R string split and compress empty space
This is supposed to be as simple question but I couldn't figure it out. I'm trying to use a given variables list to choose data variables, however, apply string split I got 8 instead of 5. Clearly, the extra spaces were splited into empty variables for 1,3,5. Any hints on how to solve this?
list <- " ethnicity_source_value race_source_value gender_source_value dx_age site"
unlist(strsplit(list, " "))
[1] "" "ethnicity_source_value" ""
[4] "race_source_value" "" "gender_source_value"
[7] "dx_age" "site"
We could also use str_squish
from stringr
package; str_squish()
also reduces repeated whitespace inside a string:
library(stringr)
unlist(strsplit(str_squish(list), " "))
[1] "ethnicity_source_value" "race_source_value"

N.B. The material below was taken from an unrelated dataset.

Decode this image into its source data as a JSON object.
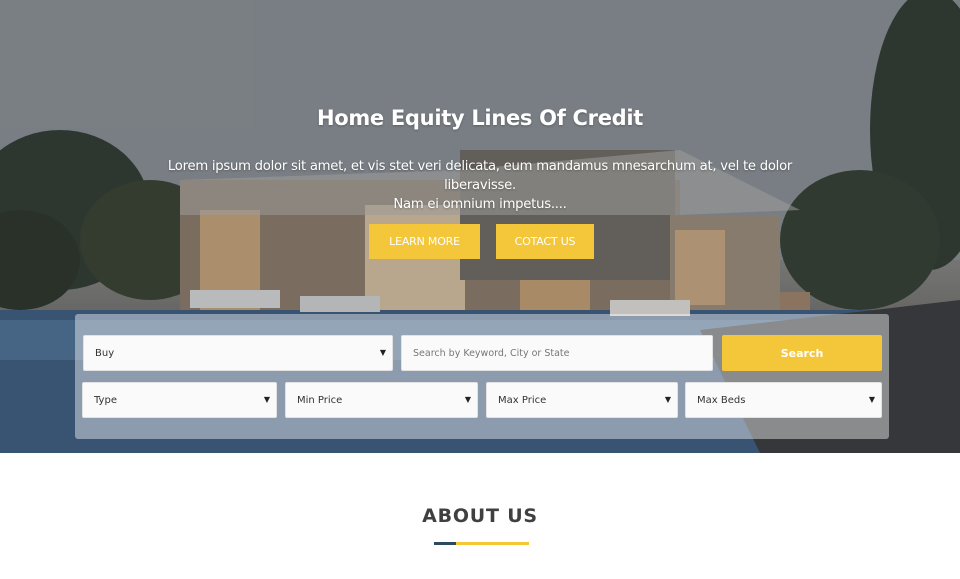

[3] "gender_source_value" "dx_age"
[5] "site
The string already had a leading space, so we use trimws
to remove those leading/lagging spaces, and then use strsplit
with split
as one or more spaces (\\s+
). It is possible that there are more than a single spaces in between the words.
unlist(strsplit(trimws(list), "\\s+"))
[1] "ethnicity_source_value" "race_source_value" "gender_source_value" "dx_age"
[5] "site"
Or another option is scan
which removes the whitespace automatically
scan(text = list, what = "", quiet = TRUE)
[1] "ethnicity_source_value" "race_source_value" "gender_source_value" "dx_age"
[5] "site"